Twenty-First-Century Language Education at the University of Maine: A Road Map

(Two-Minute Read)

Policy in Brief:

Gisela Hoecherl-Alden, assistant dean and director of language instruction at Boston University, argues that UMaine needs to adapt one of the language education models that other universities have successfully implemented if it wants to remain an important regional player and attract high-performing students who are interested in global professional issues.

Fascinating Features:

Global companies increasingly wish to hire college graduates with degrees in STEM or business fields as well as significant language and interpersonal relations abilities.

Skills sought by these employers such as

  • agile thinking
  • the ability to navigate complex situations
  • the ability to work collaboratively and creatively
  • effective written communication
  • clear and concise oral communication

are the same learning outcomes listed on syllabi from innovative proficiency-based language courses.
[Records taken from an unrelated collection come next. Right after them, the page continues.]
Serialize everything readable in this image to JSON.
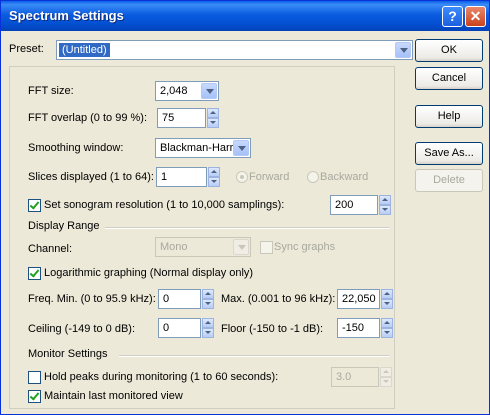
{
  "window": {
    "title": "Spectrum Settings"
  },
  "preset": {
    "label": "Preset:",
    "value": "(Untitled)"
  },
  "buttons": {
    "ok": "OK",
    "cancel": "Cancel",
    "help": "Help",
    "save_as": "Save As...",
    "delete": "Delete"
  },
  "fft_size": {
    "label": "FFT size:",
    "value": "2,048"
  },
  "fft_overlap": {
    "label": "FFT overlap (0 to 99 %):",
    "value": "75"
  },
  "smoothing": {
    "label": "Smoothing window:",
    "value": "Blackman-Harris"
  },
  "slices": {
    "label": "Slices displayed (1 to 64):",
    "value": "1",
    "forward": "Forward",
    "backward": "Backward"
  },
  "sonogram": {
    "label": "Set sonogram resolution (1 to 10,000 samplings):",
    "value": "200",
    "checked": true
  },
  "display_range": {
    "heading": "Display Range",
    "channel_label": "Channel:",
    "channel_value": "Mono",
    "sync_graphs": "Sync graphs",
    "log_graphing": "Logarithmic graphing (Normal display only)",
    "freq_min_label": "Freq. Min. (0 to 95.9 kHz):",
    "freq_min_value": "0",
    "max_label": "Max. (0.001 to 96 kHz):",
    "max_value": "22,050",
    "ceiling_label": "Ceiling (-149 to 0 dB):",
    "ceiling_value": "0",
    "floor_label": "Floor (-150 to -1 dB):",
    "floor_value": "-150"
  },
  "monitor": {
    "heading": "Monitor Settings",
    "hold_peaks": "Hold peaks during monitoring (1 to 60 seconds):",
    "hold_value": "3.0",
    "maintain": "Maintain last monitored view"
  }
}
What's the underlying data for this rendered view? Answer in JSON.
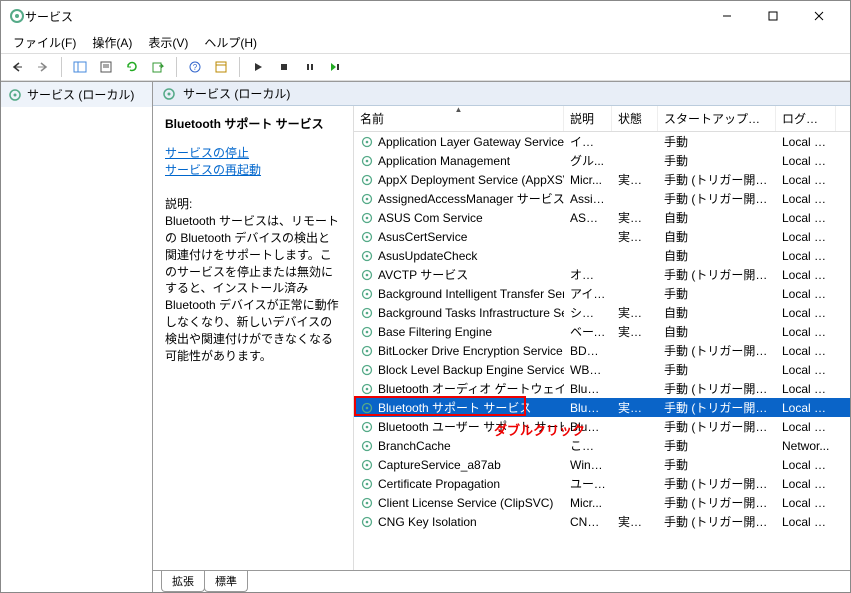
{
  "window": {
    "title": "サービス"
  },
  "menu": {
    "file": "ファイル(F)",
    "action": "操作(A)",
    "view": "表示(V)",
    "help": "ヘルプ(H)"
  },
  "tree": {
    "root": "サービス (ローカル)"
  },
  "panel": {
    "header": "サービス (ローカル)",
    "selected_name": "Bluetooth サポート サービス",
    "link_stop": "サービスの停止",
    "link_restart": "サービスの再起動",
    "desc_label": "説明:",
    "desc_text": "Bluetooth サービスは、リモートの Bluetooth デバイスの検出と関連付けをサポートします。このサービスを停止または無効にすると、インストール済み Bluetooth デバイスが正常に動作しなくなり、新しいデバイスの検出や関連付けができなくなる可能性があります。"
  },
  "columns": {
    "name": "名前",
    "desc": "説明",
    "status": "状態",
    "startup": "スタートアップの種類",
    "logon": "ログオン"
  },
  "services": [
    {
      "name": "Application Layer Gateway Service",
      "desc": "インタ...",
      "status": "",
      "startup": "手動",
      "logon": "Local S..."
    },
    {
      "name": "Application Management",
      "desc": "グル...",
      "status": "",
      "startup": "手動",
      "logon": "Local S..."
    },
    {
      "name": "AppX Deployment Service (AppXSVC)",
      "desc": "Micr...",
      "status": "実行中",
      "startup": "手動 (トリガー開始)",
      "logon": "Local S..."
    },
    {
      "name": "AssignedAccessManager サービス",
      "desc": "Assig...",
      "status": "",
      "startup": "手動 (トリガー開始)",
      "logon": "Local S..."
    },
    {
      "name": "ASUS Com Service",
      "desc": "ASUS...",
      "status": "実行中",
      "startup": "自動",
      "logon": "Local S..."
    },
    {
      "name": "AsusCertService",
      "desc": "",
      "status": "実行中",
      "startup": "自動",
      "logon": "Local S..."
    },
    {
      "name": "AsusUpdateCheck",
      "desc": "",
      "status": "",
      "startup": "自動",
      "logon": "Local S..."
    },
    {
      "name": "AVCTP サービス",
      "desc": "オーデ...",
      "status": "",
      "startup": "手動 (トリガー開始)",
      "logon": "Local S..."
    },
    {
      "name": "Background Intelligent Transfer Ser...",
      "desc": "アイド...",
      "status": "",
      "startup": "手動",
      "logon": "Local S..."
    },
    {
      "name": "Background Tasks Infrastructure Ser...",
      "desc": "システ...",
      "status": "実行中",
      "startup": "自動",
      "logon": "Local S..."
    },
    {
      "name": "Base Filtering Engine",
      "desc": "ベース...",
      "status": "実行中",
      "startup": "自動",
      "logon": "Local S..."
    },
    {
      "name": "BitLocker Drive Encryption Service",
      "desc": "BDES...",
      "status": "",
      "startup": "手動 (トリガー開始)",
      "logon": "Local S..."
    },
    {
      "name": "Block Level Backup Engine Service",
      "desc": "WBE...",
      "status": "",
      "startup": "手動",
      "logon": "Local S..."
    },
    {
      "name": "Bluetooth オーディオ ゲートウェイ サービス",
      "desc": "Bluet...",
      "status": "",
      "startup": "手動 (トリガー開始)",
      "logon": "Local S..."
    },
    {
      "name": "Bluetooth サポート サービス",
      "desc": "Bluet...",
      "status": "実行中",
      "startup": "手動 (トリガー開始)",
      "logon": "Local S...",
      "selected": true
    },
    {
      "name": "Bluetooth ユーザー サポート サービス_a8...",
      "desc": "Bluet...",
      "status": "",
      "startup": "手動 (トリガー開始)",
      "logon": "Local S..."
    },
    {
      "name": "BranchCache",
      "desc": "このサ...",
      "status": "",
      "startup": "手動",
      "logon": "Networ..."
    },
    {
      "name": "CaptureService_a87ab",
      "desc": "Wind...",
      "status": "",
      "startup": "手動",
      "logon": "Local S..."
    },
    {
      "name": "Certificate Propagation",
      "desc": "ユーザ...",
      "status": "",
      "startup": "手動 (トリガー開始)",
      "logon": "Local S..."
    },
    {
      "name": "Client License Service (ClipSVC)",
      "desc": "Micr...",
      "status": "",
      "startup": "手動 (トリガー開始)",
      "logon": "Local S..."
    },
    {
      "name": "CNG Key Isolation",
      "desc": "CNG ...",
      "status": "実行中",
      "startup": "手動 (トリガー開始)",
      "logon": "Local S..."
    }
  ],
  "tabs": {
    "extended": "拡張",
    "standard": "標準"
  },
  "annotation": "ダブルクリック",
  "chart_data": null
}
Law schools and medical schools also seek humanities-educated candidates with these competencies who can

  • apply empathy
  • tolerate ambiguity
  • appraise ones self and others emotionally
  • have resilience
  • communicate across social and cultural divides

The following tables highlight the language enrollments, degrees offered, and articulated programs in Maine, UMS, and throughout New England.
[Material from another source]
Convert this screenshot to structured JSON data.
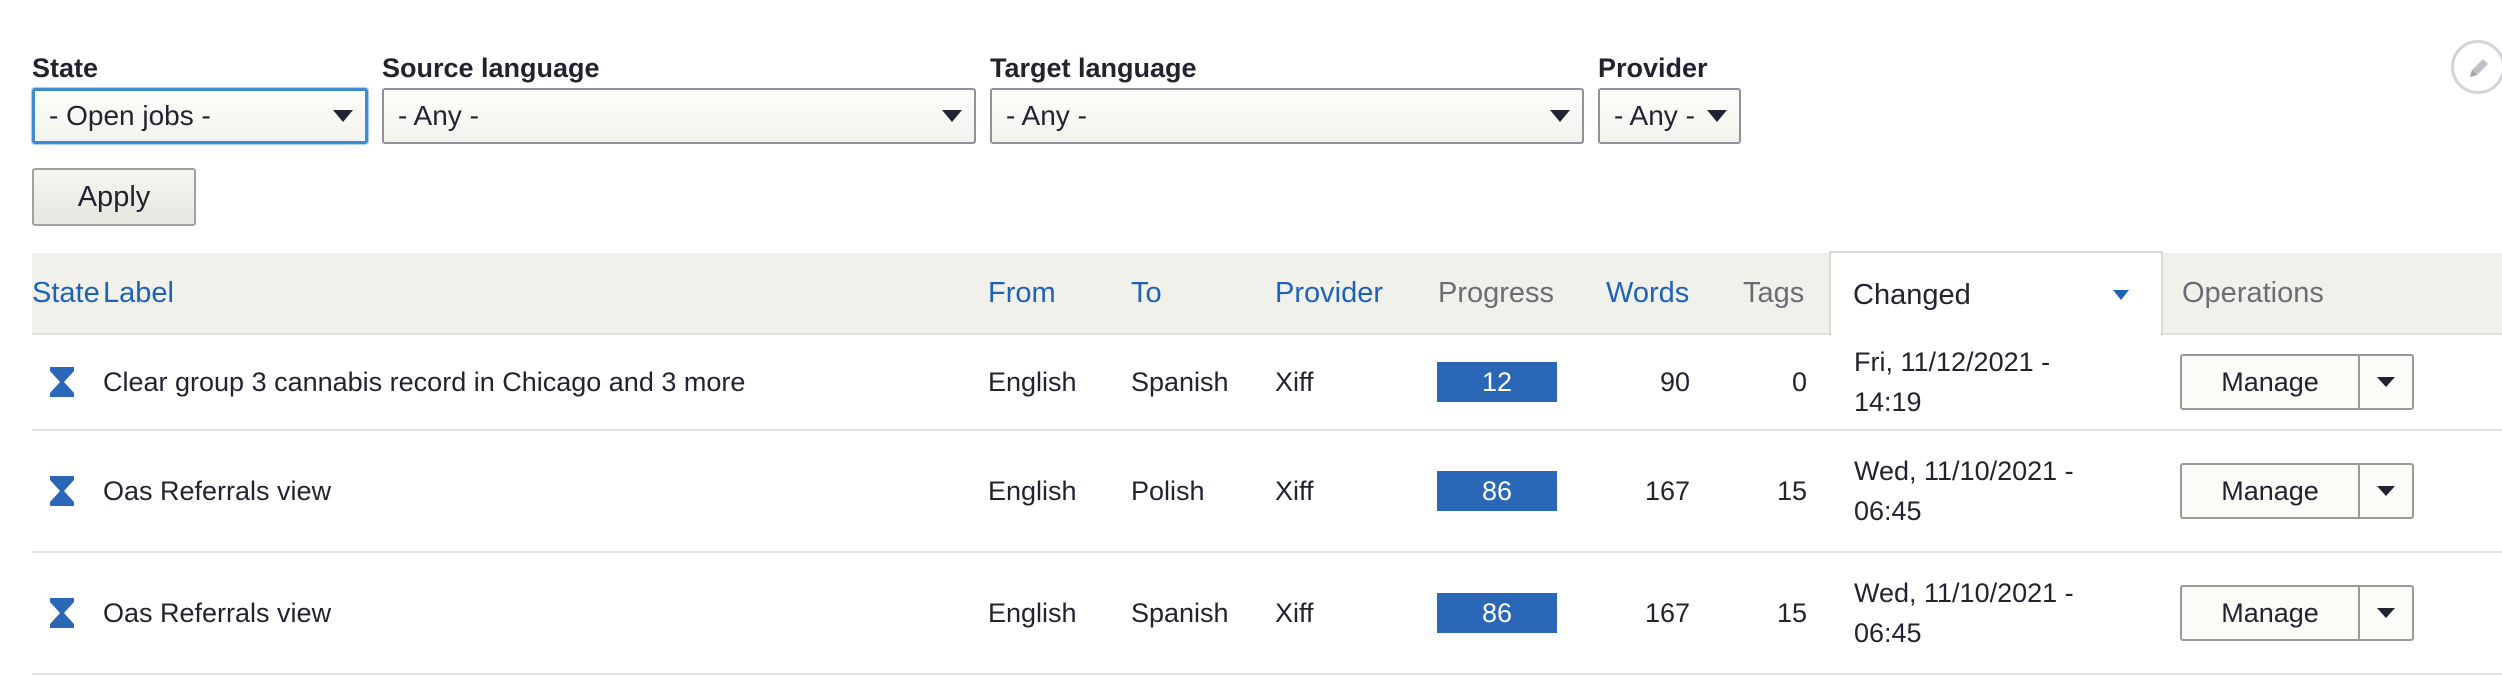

Table shows language enrollments in Maine and the Northeast. UMS receives a very small portion of total enrollments at present.
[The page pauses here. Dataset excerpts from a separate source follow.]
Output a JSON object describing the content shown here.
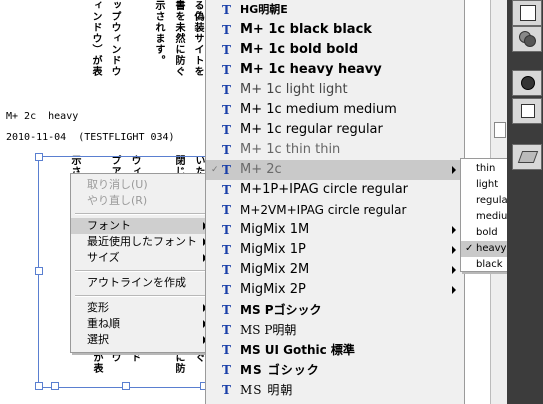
{
  "document": {
    "vertical_columns": [
      "ップウィンドウ",
      "ィンドウ）が表",
      "書を未然に防ぐ",
      "示されます。",
      "る偽装サイトを"
    ],
    "meta_line1": "M+ 2c  heavy",
    "meta_line2": "2010-11-04  (TESTFLIGHT 034)",
    "selected_columns": [
      "示さ",
      "ウ",
      "プア",
      "ウィ",
      "閉じ",
      "いた",
      "は表",
      "バの"
    ],
    "selected_columns_bottom": [
      "が表",
      "ウ",
      "ド",
      "に防",
      "ぐ"
    ]
  },
  "context_menu": {
    "items": [
      {
        "label": "取り消し(U)",
        "disabled": true
      },
      {
        "label": "やり直し(R)",
        "disabled": true
      },
      {
        "label": "フォント",
        "submenu": true,
        "highlighted": true
      },
      {
        "label": "最近使用したフォント",
        "submenu": true
      },
      {
        "label": "サイズ",
        "submenu": true
      },
      {
        "label": "アウトラインを作成"
      },
      {
        "label": "変形",
        "submenu": true
      },
      {
        "label": "重ね順",
        "submenu": true
      },
      {
        "label": "選択",
        "submenu": true
      }
    ]
  },
  "font_menu": {
    "icon_glyph": "T",
    "items": [
      {
        "label": "HG明朝E"
      },
      {
        "label": "M+ 1c black black"
      },
      {
        "label": "M+ 1c bold bold"
      },
      {
        "label": "M+ 1c heavy heavy"
      },
      {
        "label": "M+ 1c light light"
      },
      {
        "label": "M+ 1c medium medium"
      },
      {
        "label": "M+ 1c regular regular"
      },
      {
        "label": "M+ 1c thin thin"
      },
      {
        "label": "M+ 2c",
        "submenu": true,
        "highlighted": true,
        "checked": true
      },
      {
        "label": "M+1P+IPAG circle regular"
      },
      {
        "label": "M+2VM+IPAG circle regular"
      },
      {
        "label": "MigMix 1M",
        "submenu": true
      },
      {
        "label": "MigMix 1P",
        "submenu": true
      },
      {
        "label": "MigMix 2M",
        "submenu": true
      },
      {
        "label": "MigMix 2P",
        "submenu": true
      },
      {
        "label": "MS Pゴシック"
      },
      {
        "label": "MS P明朝"
      },
      {
        "label": "MS UI Gothic 標準"
      },
      {
        "label": "MS ゴシック"
      },
      {
        "label": "MS 明朝"
      }
    ]
  },
  "weight_menu": {
    "items": [
      {
        "label": "thin"
      },
      {
        "label": "light"
      },
      {
        "label": "regular"
      },
      {
        "label": "medium"
      },
      {
        "label": "bold"
      },
      {
        "label": "heavy",
        "checked": true,
        "highlighted": true
      },
      {
        "label": "black"
      }
    ],
    "check_glyph": "✓"
  }
}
Table showing language degrees offered by UM and competitors. UM has the fewest.

Language enrollments at five regional flagship universities. UM contains the fewest enrollments.

Table shows enrollments for articulated STEM, business, and language majors.


The four preceding tables highlight that students attending universities and colleges in New England hold strong interest in language programs, especially those that combined STEM, business, and language acquisition. UMS attracts only a small fraction of these total students who hold interest in foreign language acquisition. UMS also falls behind in degrees offered in languages and in combined STEM-language or business-language programs. This makes clear the need for rebuilding UMaine’s language program after cuts made in 2008 not on the traditional mid-twentieth-century model of language development but instead on the foundation of innovative programs which combine technical, humanities, and language skills into one program.

This shifts language instruction from models based on linguistic structures and interpreting literary texts to analyzing technical second language materials and learning how to communicate and craft one’s own multimedia messages.

Thus, Hoecherl-Alden recommends that UM’s future language faculty must have the ability to build interdisciplinary language programs from the ground up collaborative with faculty, chairs, and deans across multiple units. Further, these faculty members also need to be experts in teaching students how to communicate information about non-humanities subject matter to lay audiences in two or more languages.

Dig Deeper:

Image of Hoecherl-Alden

Hoecherl-Alden, Gisela. 2019. “Twenty-First-Century Language Education at the University of Maine: A Road Map.” Maine Policy Review 28(1): 17-27 (11 pages, 12-minute read)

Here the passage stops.